How patients were determined to have been exposed to statins was an additional limitation, wrote JAMA Internal Medicine‘s editor on healthcare policy and law, Gregory Curfman, MD, of Brigham and Women’s Hospital and Harvard Medical School in Boston, in an editor’s note.

“This study assessed statin exposure by different methods for cases (drug history in the medical record) and controls (prescription dispensing records), which may have resulted in misclassification bias. Thus, the association of IIM with statin therapy reported by Caughey et al cannot be considered definitive, although these are likely the best data currently available,” he said.

In any case, Curfman wrote, “[s]tatin-associated myopathy as well as muscular aches and pains will continue to be a concern to patients and a diagnosis elusive to physicians.
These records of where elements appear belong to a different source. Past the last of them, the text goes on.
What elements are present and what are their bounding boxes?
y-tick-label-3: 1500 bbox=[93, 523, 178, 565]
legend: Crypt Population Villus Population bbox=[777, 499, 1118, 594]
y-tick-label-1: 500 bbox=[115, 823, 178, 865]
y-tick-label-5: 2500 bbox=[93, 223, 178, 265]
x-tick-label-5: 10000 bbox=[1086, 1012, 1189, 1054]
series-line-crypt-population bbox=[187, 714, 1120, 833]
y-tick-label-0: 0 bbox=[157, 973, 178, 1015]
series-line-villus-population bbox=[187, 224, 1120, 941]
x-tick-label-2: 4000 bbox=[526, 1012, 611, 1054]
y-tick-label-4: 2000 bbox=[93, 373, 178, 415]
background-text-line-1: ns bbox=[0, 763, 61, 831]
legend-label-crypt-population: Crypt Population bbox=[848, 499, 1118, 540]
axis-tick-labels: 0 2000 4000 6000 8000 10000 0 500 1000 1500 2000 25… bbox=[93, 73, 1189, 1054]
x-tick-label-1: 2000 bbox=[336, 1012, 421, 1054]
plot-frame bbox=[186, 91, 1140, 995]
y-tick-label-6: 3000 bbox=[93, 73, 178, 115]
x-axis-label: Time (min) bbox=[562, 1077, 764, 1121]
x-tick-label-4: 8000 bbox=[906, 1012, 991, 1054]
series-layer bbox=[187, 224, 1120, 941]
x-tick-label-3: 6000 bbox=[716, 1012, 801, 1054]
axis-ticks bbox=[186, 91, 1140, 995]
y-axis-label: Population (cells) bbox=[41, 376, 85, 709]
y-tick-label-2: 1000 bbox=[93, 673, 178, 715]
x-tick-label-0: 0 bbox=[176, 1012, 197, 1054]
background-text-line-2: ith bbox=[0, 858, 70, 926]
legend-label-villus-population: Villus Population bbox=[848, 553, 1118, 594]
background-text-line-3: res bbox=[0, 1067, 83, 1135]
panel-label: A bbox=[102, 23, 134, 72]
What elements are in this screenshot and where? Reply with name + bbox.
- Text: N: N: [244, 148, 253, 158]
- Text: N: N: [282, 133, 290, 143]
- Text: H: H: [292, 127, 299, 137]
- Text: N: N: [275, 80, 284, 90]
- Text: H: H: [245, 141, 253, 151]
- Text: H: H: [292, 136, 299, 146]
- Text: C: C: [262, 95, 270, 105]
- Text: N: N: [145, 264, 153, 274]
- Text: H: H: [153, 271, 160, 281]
This debilitating adverse effect underscores the importance of prescribing statins only to patients who will clearly have a net benefit.”

Caughey and Curfman disclosed no relevant conflicts of interest.

Study co-authors reported relationships with AstraZeneca, Pfizer, the Pharmaceutical Society of Australia, Therapeutic Goods Administration Australia, UCB, Sobi, Novartis, Genentech/Roche, and Bristol-Myers Squibb.